Terms & Conditions

Rental Agreement Legal Contract

An Agreement between Kiwa Trading Ltd T/a RentaMac™, “the Company”, and “the Client”, whereby the Client will rent from the Company the equipment owned by the Company as detailed on the attached Tax Invoice under the following terms and conditions:

    The rental period commences on the date of delivery and expiry at 1:00pm on the date stated for expiry on the Tax Invoice unless otherwise specified.
    The Client will pay the rental charge as well as any other related charges as detailed on the Tax Invoice by the due dates specified on the Tax Invoice. Failure to pay any payment by the due date may result in the account being passed to a debt collection agency for collection. All commissions, legal costs and all other costs associated with collection will be added to the Client’s account and the Client agrees will be recoverable in full from the Client.
    The Customer is responsible for the safe custody of the equipment and accessories and shall be liable for any loss, theft or damage to the equipment however it has been caused. The Client shall at all times hold a suitable policy of insurance to cover for these risks. The amount to repair or replace the damage or loss is at the sole discretion of the Company.
    The risk in the equipment supplied shall pass to the Client on delivery of the equipment to the Client. The risk will remain with the Client until delivery of the equipment back to the possession of the Company or its duly authorised agent.
    It shall be the responsibility of the Client to arrange collection of the rented equipment by the Company’s appointed courier.
    5.1 Despite this contract of hire and bailment, ownership of the equipment listed on the attached Tax Invoice shall at all times remain with the Company.
    The Client holds the goods on the following conditions:
    5.2. Not to service or repair the equipment. In the event that the equipment requires repair, the Client shall notify the Company immediately.
    5.3 The Client shall not deface the equipment or remove any identifying markings.
    5.4 The Client shall immediately notify the Company of any loss or damage to the equipment.
    5.5 The Client shall not modify the equipment in any form without the prior written permission of the Company.
    The Client shall allow the Company to inspect the Equipment on the Client’s premises at all reasonable times during normal hours of business.
    The Company warrants that the equipment functions in accordance with the manufacturer’s specifications at the commencement of this contract.

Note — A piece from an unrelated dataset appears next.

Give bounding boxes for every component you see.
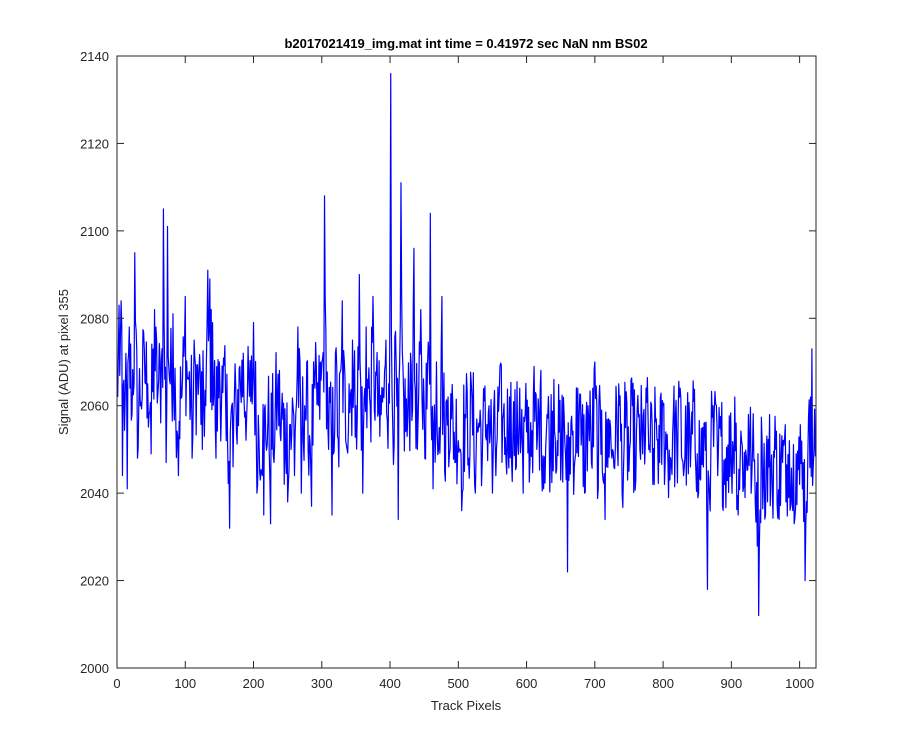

The Company will not be liable in any event for any damages resulting in the loss of data or for incidental or consequential damages.
    The Client shall be liable for the cost of repair of any equipment damaged where, in the Company’s opinion, the damage arises through abuse, misuse, power spikes or attempted repair by anyone other than the Company or its agents.
    No other warranty is expressed or implied. The company specifically disclaims any implied warranty of fitness for any particular purpose.
    The agreement and the rights pertaining therein may not be assigned to any other party by the Client.
    The Customer shall be in default of the Agreement and the Company (or its Agent) shall be entitled to enter the Client’s premises and repossess the equipment where:
    a. The equipment has been damaged or is in danger of being damaged.
    b. The Customer has breached the terms of the Agreement.
    c. The Customer has committed an act of insolvency or bankruptcy.
    d. Any of the rental or related charges owing on the equipment are unpaid.
    a. The Company shall not be liable for any consequential loss or losses due to any failure of the equipment or in the event of any breach of the Agreement by the Company.
    b. The Client agrees to fully indemnify the Company for all or any losses it may suffer in respect of claims made against the Company arising out of matters relating to the use of the equipment by the Client or any other person during the term of the Agreement.
    All rights pertaining to intellectual property including, but not restricted to, copyrights, patents and trademarks are expressly reserved to the Company. The Client shall not commit a breach, nor shall it authorise any other person to commit a breach of these rights. Any copies or articles made in breach of these rights shall be traced and destroyed at the Client’s expense.
    The Company will, whenever possible, protect the Client’s data security and right to confidentiality by scanning for viruses and reformatting hard disks before they are rented. The customer agrees not to hold the Company responsible for any loss or losses arising from omission of this service.
    Upon booking equipment for rental, the Client agrees to pay a non-refundable deposit being 25% of the rental or $100 +GST whichever is the larger amount. If the Client cancels the booking for any reason, this deposit will not be refunded. If the Client cancels the agreement and has not paid a deposit, the Client agrees to pay the deposit within seven days.
    The Company has the right, without giving a reason for so doing, to give the Client thirty days’ written notice of cancellation of this contract of Hire and Bailment and to collect the equipment on the expiry of the notice but all rental accruing under the Agreement after the date of collection shall not be recoverable from the Client but without prejudice to the Company’s entitlement to recover all charges up to and including the date of such collection.
    Both parties agree that there are no verbal or handwritten alterations or amendments to this agreement and that this document contains the entire contract entered into between the parties.